Coup de gueule
« Il ne l’a pas violée », a déclaré Woody Allen hier à propos de Luis Rubiales, qui a embrassé de force la joueuse Jenni Hermoso fin août. Au-delà du malaise, ces propos éclairent les accusations pesant contre lui d’un jour nouveau.
C’est bien connu, les hommes accusés de violences sexistes et sexuelles peuvent toujours compter sur le soutien de la sainte confrérie des autres hommes accusés de violences sexistes et sexuelles. Dernier exemple en date : Woody Allen volant au secours de Luis Rubiales, le patron de la Fédération de football espagnole, suspendu temporairement par la Fifa après avoir embrassé sur la bouche la joueuse Jenni Hermoso sans son consentement en août, lors de la finale de la Coupe du monde de football féminine. En pleine présentation de son dernier film, Coup de chance, à la Mostra de Venise, le réalisateur américain a été interrogé lundi 4 septembre par le quotidien espagnol El Mundo sur le cas Rubiales. Déjà, on se questionne sur la pertinence de tendre le micro à Woody Allen sur le sujet. Rappelons que l’homme de 87 ans est lui-même visé par des accusations d’agression sexuelle, notamment sur sa fille adoptive lorsqu’elle avait 7 ans. Le minimum de la décence envers la victime supposée ne serait-il pas de se taire sur ce type de sujet ? Mais passons.
Rappelons surtout que le baiser forcé, volé par surprise par Luis Rubiales, n’est pas un baiser désiré et constitue une agression sexuelle. Mais ça, Woody Allen ne semble absolument pas le comprendre. « Embrasser cette footballeuse était une erreur, mais il n’a pas brûlé une école. Il ne s’est pas caché et ne l’a pas embrassée dans une ruelle sombre. Il ne l’a pas violée, c’était juste un baiser et c’était une amie. Quel mal y a‑t‑il à cela ? », a déclaré le réalisateur sans ciller. Woody Allen minimise les faits supposés, mais annihile également la parole de la victime présumée qui rappelons-le encore, a affirmé, quelques minutes après avoir été embrassée de force par Rubiales, que « ça ne [lui avait] pas plu ». Woody Allen prouve ici que la notion de consentement lui échappe et qu’il hiérarchise la gravité des violences sexuelles. Et c’est un énorme problème étant donné les charges qui pèsent sur lui. Ces propos ne peuvent pas ne pas éclairer ces accusations d’un jour nouveau. Le réalisateur le mesure-t-il ? Probablement pas.
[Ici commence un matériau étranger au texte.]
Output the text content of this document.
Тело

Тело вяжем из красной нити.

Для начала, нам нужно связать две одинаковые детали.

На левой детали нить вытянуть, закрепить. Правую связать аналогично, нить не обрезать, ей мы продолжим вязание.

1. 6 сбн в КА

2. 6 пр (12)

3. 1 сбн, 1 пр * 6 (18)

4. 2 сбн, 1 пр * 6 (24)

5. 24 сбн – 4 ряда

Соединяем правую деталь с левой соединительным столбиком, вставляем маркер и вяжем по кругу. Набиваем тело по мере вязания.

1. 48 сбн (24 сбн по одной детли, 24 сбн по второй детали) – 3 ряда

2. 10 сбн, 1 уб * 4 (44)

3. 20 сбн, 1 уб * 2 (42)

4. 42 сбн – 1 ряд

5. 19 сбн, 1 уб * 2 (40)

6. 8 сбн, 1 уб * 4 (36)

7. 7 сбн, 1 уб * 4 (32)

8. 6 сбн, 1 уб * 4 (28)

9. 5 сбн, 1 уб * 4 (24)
Lire aussi I La Fédération espagnole de football demande la démission de Luis Rubiales après son baiser forcé sur Jenni Hermoso
Quant à la décision de suspension de Rubiales par la Fifa pendant 90 jours et la procédure disciplinaire pour « faute grave » ouverte contre lui par le Tribunal administratif du sport espagnol ? Là encore, Woody Allen ne semble pas non plus les comprendre. « C’est difficile d’imaginer qu’une personne puisse perdre son emploi et être pénalisée de la sorte pour un baiser en public », s’est même emporté le cinéaste. Mais c’est vrai, comment l’imaginer quand, à 87 ans, on tourne son 50e film et l’on continue à être adoubé par une large frange du cinéma, alors qu’on est soi-même accusé de multiples violences sexuelles depuis plus de vingt-cinq ans.
De cette affaire, on préfèrera alors retenir le comportement de la sélection masculine espagnole qui a publiquement pris position hier contre le président de leur Fédération. « Nous souhaitons dénoncer le comportement inacceptable de M. Rubiales, qui n’a pas été à la hauteur de l’institution qu’il représente, ont affirmé d’une seule voix les joueurs lors d’une conférence de presse. Nous nous situons fermement du côté des valeurs portées par le sport. Le football espagnol doit être source de respect, d'inspiration, d'inclusivité et de diversité, et doit donner l'exemple dans ses comportements, aussi bien sur le terrain qu'en dehors. » Unique exemple où l’envie nous vient d’affirmer : « Not all men ».